The results obtained in tomato culture by Cerezer and Cin (2020) [59] show the positive effects of the application of auxin and gibberellin for plant diameter, wherein they showed an increase in the stem diameter when compared to the control plants. Both auxin and gibberellin can help in the vegetative growth of plants and in the increase of expansive enzymes and xyloglucanases in the culture stem, which explains the increase in diameter.
Martinez et al. (2013) [60] observed an increase in stem diameter and number of leaves in tomato plants that were treated with gibberellin. Gibberellin plays an important role in cell expansion and stem growth, especially in plants that are damaged by biotic and abiotic stresses [61]. This information regarding gibberellin shows the importance of the plant regulator for the development of the crop as a whole.
The use of gibberellin and cytokinin was studied by Leite et al. (2003) [62] in soybean plants, in which the mixture of both plant hormones decreased several aspects of growth, such as stem diameter, leaf area and biomass production. The possible explanation for these results was presented by Almeida and Rodrigues (2016) [63], who put forth the possibility that cytokinin action had reduced the effects of gibberellin. However, in the same work studied, the isolated application of cytokinin did not have a significant effect on the culture.

4. Materials and Methods

4.1. Experiment Setup and Conduction

The experiment was conducted in a greenhouse at the Department of Biostatistics, Plant Biology, Parasitology and Zoology (BBVPZ) in the Institute of Biosciences from São Paulo State University (UNESP), Botucatu Campus, in the city of Botucatu—geographical coordinates 22°53′13″ S latitude and 48°29′50″ W longitude. The climate in the region is classified as mesothermal type Cwa, humid subtropical, with rainy summers and dry winters according to Köppen-Geiger (2009). The internal temperature of the greenhouse varied between 15 and 25 °C (average temperature 18.1 °C) and had an air humidity of 73% during the days of the experiment. The sowing of basil seeds was carried out in trays using the cultivar Alfavaca Basilicão. The seedlings were kept in a greenhouse in a controlled environment at the Department of Forest Science, Soils and Environment at the School of Agricultural Sciences for 30 days. Irrigation of the site was carried out by sprinkling, with a flow rate of 3 m³/hour. To carry out the transplant, the soil used was taken from the Lageado Farm of the School of Agricultural Sciences.
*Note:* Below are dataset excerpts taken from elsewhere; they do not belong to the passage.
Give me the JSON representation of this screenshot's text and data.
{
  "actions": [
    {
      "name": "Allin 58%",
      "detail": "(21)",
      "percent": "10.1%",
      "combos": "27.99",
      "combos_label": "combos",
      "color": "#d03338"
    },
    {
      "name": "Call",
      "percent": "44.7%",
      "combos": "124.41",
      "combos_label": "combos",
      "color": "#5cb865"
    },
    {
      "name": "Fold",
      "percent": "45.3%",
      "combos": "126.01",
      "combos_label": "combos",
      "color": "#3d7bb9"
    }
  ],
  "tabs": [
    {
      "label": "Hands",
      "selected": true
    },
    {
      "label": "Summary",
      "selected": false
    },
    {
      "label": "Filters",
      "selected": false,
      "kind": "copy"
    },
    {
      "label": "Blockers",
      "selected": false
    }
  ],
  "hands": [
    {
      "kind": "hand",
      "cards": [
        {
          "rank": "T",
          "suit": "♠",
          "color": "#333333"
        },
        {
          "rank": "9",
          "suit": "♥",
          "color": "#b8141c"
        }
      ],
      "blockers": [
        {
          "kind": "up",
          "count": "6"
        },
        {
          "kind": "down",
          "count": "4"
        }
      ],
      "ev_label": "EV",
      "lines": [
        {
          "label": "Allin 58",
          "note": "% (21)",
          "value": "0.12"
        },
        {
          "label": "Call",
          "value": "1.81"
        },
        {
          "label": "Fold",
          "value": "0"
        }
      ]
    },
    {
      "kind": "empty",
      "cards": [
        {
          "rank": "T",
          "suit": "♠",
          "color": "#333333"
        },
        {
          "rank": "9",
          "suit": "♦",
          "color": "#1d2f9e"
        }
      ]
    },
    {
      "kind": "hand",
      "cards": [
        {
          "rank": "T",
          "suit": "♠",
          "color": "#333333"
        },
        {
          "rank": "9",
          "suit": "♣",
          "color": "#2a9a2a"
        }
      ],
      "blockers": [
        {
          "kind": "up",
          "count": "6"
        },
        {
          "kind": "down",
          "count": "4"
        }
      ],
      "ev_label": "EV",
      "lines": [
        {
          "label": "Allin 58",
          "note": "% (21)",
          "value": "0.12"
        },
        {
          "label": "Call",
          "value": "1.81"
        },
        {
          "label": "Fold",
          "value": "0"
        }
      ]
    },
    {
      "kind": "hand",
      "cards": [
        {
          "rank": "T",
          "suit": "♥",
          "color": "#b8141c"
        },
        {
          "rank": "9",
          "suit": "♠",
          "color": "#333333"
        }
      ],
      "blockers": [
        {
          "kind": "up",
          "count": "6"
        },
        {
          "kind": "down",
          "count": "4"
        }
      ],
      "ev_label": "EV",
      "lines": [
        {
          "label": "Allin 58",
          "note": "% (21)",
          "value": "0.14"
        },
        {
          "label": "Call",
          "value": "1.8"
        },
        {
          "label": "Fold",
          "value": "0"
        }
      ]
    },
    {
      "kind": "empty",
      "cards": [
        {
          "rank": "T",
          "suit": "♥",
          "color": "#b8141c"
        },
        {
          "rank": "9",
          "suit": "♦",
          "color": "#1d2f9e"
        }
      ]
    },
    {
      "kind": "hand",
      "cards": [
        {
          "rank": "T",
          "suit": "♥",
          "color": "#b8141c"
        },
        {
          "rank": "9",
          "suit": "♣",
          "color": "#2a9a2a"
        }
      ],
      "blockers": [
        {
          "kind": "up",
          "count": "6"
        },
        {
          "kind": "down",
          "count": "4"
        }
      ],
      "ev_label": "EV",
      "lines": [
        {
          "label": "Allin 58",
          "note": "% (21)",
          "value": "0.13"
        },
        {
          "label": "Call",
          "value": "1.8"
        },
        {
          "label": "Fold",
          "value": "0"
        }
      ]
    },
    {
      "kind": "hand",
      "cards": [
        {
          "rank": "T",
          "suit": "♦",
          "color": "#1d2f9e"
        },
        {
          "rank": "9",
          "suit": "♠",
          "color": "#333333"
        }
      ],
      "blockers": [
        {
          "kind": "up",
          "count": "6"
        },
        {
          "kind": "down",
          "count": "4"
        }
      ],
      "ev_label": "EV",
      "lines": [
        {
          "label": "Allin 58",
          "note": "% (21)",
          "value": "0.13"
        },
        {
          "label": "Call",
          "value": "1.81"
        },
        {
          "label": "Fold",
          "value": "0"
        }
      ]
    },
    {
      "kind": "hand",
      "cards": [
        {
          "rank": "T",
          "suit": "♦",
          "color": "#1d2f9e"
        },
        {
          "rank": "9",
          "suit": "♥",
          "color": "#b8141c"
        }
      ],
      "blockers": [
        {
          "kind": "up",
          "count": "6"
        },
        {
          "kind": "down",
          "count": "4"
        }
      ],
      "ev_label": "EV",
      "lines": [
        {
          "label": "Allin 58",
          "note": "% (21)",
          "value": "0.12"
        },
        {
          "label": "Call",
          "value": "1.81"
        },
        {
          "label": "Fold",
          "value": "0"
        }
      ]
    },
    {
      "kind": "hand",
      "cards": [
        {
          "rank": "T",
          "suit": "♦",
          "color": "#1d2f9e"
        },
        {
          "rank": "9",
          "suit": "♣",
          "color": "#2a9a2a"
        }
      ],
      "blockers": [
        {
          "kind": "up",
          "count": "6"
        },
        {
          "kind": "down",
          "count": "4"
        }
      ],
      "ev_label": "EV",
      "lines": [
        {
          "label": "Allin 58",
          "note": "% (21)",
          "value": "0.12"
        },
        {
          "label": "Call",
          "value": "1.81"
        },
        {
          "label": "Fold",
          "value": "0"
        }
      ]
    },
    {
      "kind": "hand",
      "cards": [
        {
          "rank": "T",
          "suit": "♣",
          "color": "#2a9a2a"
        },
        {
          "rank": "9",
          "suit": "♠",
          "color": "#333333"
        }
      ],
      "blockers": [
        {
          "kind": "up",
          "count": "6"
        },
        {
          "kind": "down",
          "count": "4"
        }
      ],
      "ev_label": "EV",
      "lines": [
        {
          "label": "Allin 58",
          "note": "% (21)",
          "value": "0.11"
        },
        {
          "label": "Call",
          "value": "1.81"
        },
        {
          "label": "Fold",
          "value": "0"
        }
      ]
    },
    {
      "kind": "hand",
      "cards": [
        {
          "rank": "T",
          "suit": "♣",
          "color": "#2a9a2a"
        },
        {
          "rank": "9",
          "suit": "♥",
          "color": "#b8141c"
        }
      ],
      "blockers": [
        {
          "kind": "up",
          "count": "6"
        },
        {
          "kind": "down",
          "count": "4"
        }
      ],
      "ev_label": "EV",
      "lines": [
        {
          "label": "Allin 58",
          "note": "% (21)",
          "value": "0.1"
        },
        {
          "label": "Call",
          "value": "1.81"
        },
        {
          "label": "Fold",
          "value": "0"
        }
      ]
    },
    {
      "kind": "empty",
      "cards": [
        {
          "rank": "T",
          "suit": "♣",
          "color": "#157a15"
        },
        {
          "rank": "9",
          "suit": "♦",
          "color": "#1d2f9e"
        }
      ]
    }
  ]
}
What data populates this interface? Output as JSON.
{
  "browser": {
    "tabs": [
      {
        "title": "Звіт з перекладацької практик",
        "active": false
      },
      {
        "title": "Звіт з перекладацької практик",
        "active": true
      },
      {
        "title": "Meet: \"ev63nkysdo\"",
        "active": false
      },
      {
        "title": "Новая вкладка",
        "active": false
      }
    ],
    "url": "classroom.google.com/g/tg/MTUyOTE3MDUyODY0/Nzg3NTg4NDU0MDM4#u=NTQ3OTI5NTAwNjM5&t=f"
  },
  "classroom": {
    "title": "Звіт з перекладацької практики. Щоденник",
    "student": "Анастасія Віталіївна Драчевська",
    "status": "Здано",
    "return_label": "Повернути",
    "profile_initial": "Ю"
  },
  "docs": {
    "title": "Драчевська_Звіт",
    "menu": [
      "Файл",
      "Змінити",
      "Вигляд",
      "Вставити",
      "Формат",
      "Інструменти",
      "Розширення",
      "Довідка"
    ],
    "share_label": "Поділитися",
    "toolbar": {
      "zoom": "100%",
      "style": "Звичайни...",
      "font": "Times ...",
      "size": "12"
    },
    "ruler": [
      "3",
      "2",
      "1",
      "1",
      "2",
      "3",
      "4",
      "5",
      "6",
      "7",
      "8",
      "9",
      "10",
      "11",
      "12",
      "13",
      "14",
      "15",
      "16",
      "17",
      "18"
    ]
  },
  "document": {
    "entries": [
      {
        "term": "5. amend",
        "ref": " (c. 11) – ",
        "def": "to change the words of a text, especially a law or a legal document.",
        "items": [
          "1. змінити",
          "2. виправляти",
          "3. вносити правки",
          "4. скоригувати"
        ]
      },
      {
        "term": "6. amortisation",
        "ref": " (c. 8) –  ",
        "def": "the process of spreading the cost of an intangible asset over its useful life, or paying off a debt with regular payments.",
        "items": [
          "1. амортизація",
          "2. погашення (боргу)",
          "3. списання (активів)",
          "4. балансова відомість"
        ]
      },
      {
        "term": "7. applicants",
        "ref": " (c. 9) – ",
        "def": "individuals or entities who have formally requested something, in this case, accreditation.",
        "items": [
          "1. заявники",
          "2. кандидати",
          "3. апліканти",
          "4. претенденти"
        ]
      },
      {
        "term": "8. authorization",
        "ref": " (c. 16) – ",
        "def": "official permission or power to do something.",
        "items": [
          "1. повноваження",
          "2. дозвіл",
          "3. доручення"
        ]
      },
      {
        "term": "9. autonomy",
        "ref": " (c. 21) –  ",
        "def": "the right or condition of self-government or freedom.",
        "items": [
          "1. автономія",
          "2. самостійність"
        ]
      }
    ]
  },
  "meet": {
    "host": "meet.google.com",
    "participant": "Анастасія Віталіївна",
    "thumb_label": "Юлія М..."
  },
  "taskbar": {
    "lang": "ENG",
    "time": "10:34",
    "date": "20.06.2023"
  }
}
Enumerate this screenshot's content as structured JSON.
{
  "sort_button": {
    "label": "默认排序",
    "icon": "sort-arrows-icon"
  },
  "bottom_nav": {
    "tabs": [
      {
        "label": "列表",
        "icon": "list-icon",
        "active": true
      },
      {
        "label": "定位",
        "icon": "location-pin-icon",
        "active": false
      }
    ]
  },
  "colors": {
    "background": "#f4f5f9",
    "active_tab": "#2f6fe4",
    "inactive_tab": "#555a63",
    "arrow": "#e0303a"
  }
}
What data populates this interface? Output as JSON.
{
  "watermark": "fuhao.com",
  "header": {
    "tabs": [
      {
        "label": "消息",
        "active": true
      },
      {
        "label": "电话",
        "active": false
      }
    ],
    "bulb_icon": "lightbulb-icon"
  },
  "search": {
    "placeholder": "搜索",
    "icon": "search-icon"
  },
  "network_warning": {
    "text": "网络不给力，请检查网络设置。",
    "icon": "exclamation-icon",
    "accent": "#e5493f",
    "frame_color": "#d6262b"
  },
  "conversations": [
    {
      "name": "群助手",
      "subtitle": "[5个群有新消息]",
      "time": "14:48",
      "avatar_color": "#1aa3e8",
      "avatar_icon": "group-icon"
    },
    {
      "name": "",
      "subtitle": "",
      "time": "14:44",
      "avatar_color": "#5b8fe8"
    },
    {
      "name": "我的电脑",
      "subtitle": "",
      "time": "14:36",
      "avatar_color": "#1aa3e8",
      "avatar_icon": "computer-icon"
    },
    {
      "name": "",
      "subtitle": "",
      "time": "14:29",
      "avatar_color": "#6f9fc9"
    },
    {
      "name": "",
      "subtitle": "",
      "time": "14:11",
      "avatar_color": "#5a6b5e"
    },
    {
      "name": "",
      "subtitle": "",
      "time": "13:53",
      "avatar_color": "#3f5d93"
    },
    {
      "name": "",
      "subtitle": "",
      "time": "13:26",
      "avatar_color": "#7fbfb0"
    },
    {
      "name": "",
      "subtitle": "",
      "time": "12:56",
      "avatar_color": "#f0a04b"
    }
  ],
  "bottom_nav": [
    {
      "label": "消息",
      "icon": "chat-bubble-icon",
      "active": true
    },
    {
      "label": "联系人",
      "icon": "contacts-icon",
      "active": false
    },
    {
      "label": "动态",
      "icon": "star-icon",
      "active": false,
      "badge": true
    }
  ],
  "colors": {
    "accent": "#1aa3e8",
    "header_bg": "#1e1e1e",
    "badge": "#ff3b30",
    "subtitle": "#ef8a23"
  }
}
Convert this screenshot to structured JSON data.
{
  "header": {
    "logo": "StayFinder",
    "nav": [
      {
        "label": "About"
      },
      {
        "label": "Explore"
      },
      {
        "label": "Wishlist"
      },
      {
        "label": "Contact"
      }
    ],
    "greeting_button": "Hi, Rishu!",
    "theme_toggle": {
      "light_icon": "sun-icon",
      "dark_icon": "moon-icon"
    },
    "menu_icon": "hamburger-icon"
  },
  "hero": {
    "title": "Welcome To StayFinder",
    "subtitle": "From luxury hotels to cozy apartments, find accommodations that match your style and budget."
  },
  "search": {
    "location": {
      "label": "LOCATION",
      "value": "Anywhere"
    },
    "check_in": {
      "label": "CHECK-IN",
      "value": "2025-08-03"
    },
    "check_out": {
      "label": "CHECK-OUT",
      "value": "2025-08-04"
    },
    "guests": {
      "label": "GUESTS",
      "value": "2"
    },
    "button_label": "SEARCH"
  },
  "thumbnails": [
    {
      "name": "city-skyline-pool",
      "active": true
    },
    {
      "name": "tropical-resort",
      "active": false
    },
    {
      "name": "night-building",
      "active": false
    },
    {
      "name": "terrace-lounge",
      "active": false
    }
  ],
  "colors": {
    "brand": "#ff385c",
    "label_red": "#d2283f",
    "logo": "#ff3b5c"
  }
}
The soil was of the Red Latosol type and was submitted to chemical analysis for subsequent correction, fertilization, and appropriate liming. Soil analysis was performed at the Agricultural and Environmental Analysis Laboratory (AGRILAB), while fertilization and liming were performed according to the results obtained (Table 7). Based on the recommendation for mint crops using Bulletin 100, the fertilization for basil was adapted, as there are no recommendations specifically for basil crops.
After the chemical analysis of the soil, calculations were made for the application of lime, which was 210 g per pot, while for the application of nitrogen (N), phosphorus (P), and potassium (K), 0.2 g, 2.7 g, and 0.07 g were respectively applied per pot.
The seedlings were transplanted into pots with a capacity of 8.5 L under a protected environment thirty days after sowing. The experiment was carried out in a randomized block design (RBD) in a factorial scheme with two factors, with water regimes of 50 and 100% of stomatal conductance, and with five treatments with a mixture of plant regulators: T1—0 mL L−1 (control); T2—3 mL L−1; T3—6 mL L−1; T4—9 mL L−1, and T5—12 mL L−1. Each treatment had 12 pots per repetition, each with 2 plants. Only the 4 central ones were evaluated, while the others were considered borders, totaling 120 pots in the whole experiment.
For the mixture of plant regulators, the commercial product Stimulate® was used (manufactured by Stoller do Brasil Ltd.), consisting of 90 mg L−1 of kinetin (Kt, cytokinin), 50 mg L−1 of indolylbutyric acid (IBA, auxin), and 50 mg L−1 of gibberellic acid (GA3, gibberellin). Stimulate® was applied foliarly 20 days after transplanting (DAT) the seedlings and when the water deficit was initiated, using a pressurized CO2 manual sprayer with a pressure of 4 kgf cm−2, flow rate of 0.2 L min−1, and open conical nozzle. Other applications were made every 15 days until reaching 50 DAT. Applications were made on 8 May 2020; 23 May 2020; and 12 June 2020.
Water deficit was defined by measuring the stomatal conductance rate in fully expanded leaves, using an InfraRed Gas Analyzer (IRGA), brand LI-COR, model 6400. The stomatal conductance rate was measured in irrigated plants, presenting values from 250 to 300 mmol m−2 s−1. After that, irrigation was interrupted, and daily evaluations of stomatal conductance were performed. When the stomatal conductance values reached 50% (between 100 and 150 mmol m−2 s−1) of the initially measured value, the plants were considered to be under water deficit and as such maintained for 7 days before being rehydrated on the 8th day. Seven water-deficit cycles were performed until reaching sixty days. After exposing the plants to water deficit, the plant regulator mixture was applied every 15 days, followed by evaluations. Evaluations were carried out on basil plants, looking for the activity of antioxidative enzymes and lipid peroxidation.
Analyses were carried out at the Laboratory of Plant Physiology at the Department of BBVPZ, Institute of Biosciences, São Paulo State University (UNESP), Botucatu city campus.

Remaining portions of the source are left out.